Yang menang akan duduk di singasananya. Otonomi daerah menjadikan dia raja kecil. Tidak jarang negara (pusat) dikangkangi atas nama otda. Salahpun dianggap benar. Benar juga masih diragukan. Mau dpecat, tak ada kuasa untuk itu. Aturannya ribet. Raja kecil hasil pilkada itu semakin membesar kepalanya. Tak tersentuh karena pendukung fanatiknya pasang badan baginya.
Demokrasi di Indonesia baik pusat dan daerah benar-benar nestapa. Penuh intrik dan kepalsuan. Pemborosan uang untuk hasil yang tak bermutu. Suara bisa dibeli. Praktek kotor demokrasi ini seolah berjalan alamiah. Lantas masih percaya pilkada ini pesta demokrasi?

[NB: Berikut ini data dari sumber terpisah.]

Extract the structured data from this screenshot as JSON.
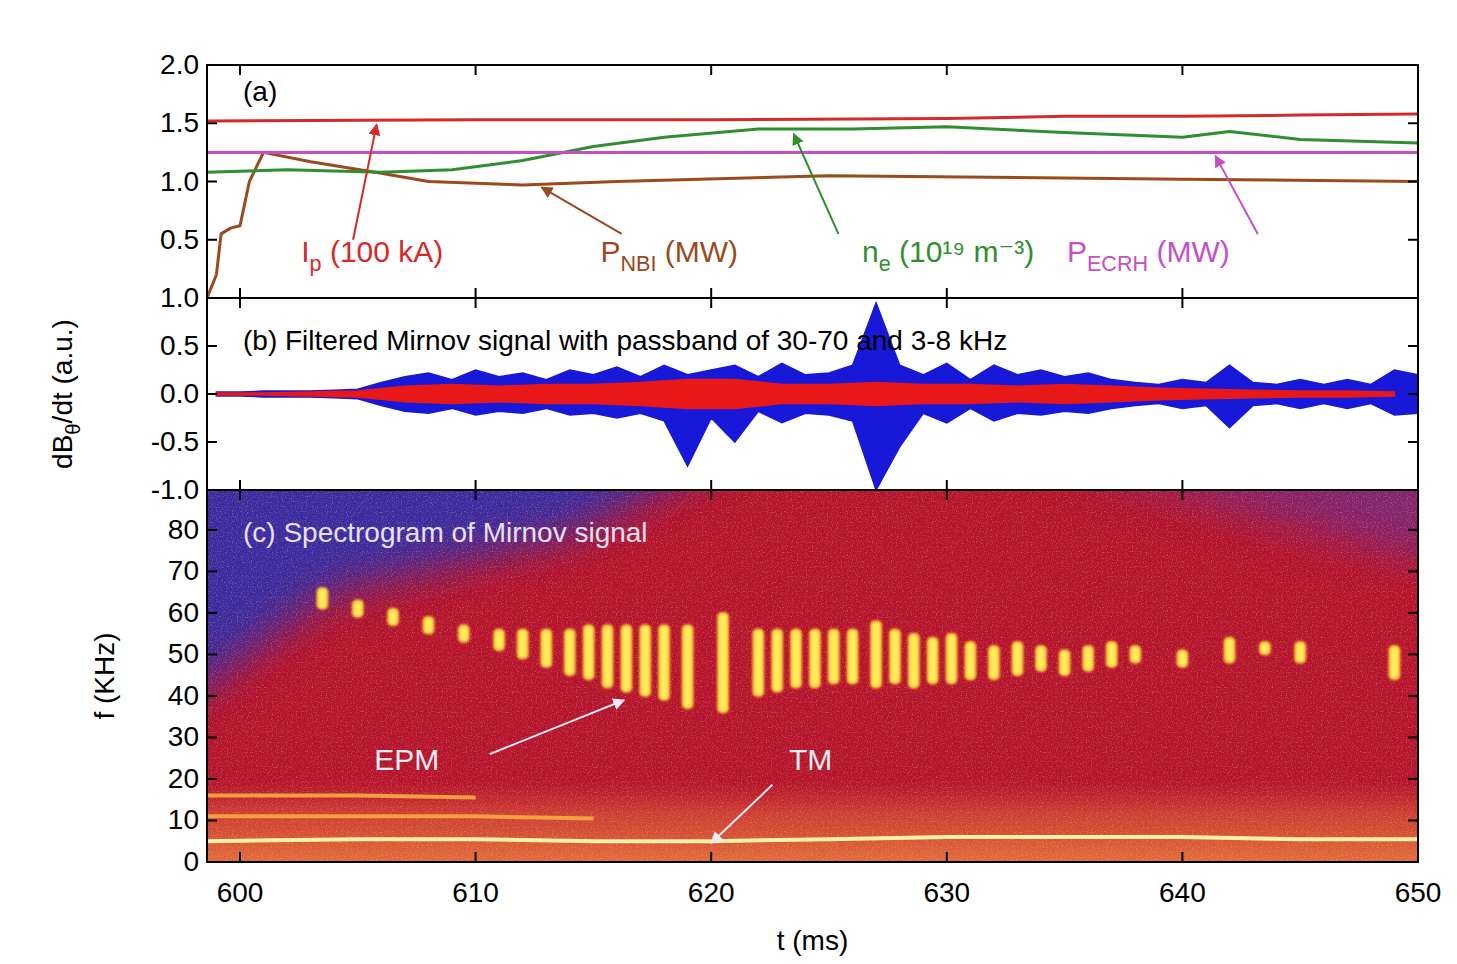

Saya sih no. Sejak pilkada dki 2017 demokrasi kita bukan lagi pesta rakyat. Itu demokrasi palsu yang dipertontonkan. Itu juga ajang tipu-tipu menggunakan ayat dan agama. Yang punya duit dan punya massa (bodoh juga ngak apa-apa) yang bakal menang. Bahkan mayatpun diajak serta.
Lihatlah setelah berkuasa, negara seperti dikangkangin oleh penguasa itu. Buktinya negara seolah tak berdaya dan membiarkan penguasa daerahnya memporak porandakan kota yang sudah cantik tertata sebelumnya. Alasannya klasik, perlu proses panjang untuk menurunkan raja kecil yang dipilih rakyat itu. Walau senyatanya raja kecil itu tak bisa kerja dan bertindak sewenang-wenang.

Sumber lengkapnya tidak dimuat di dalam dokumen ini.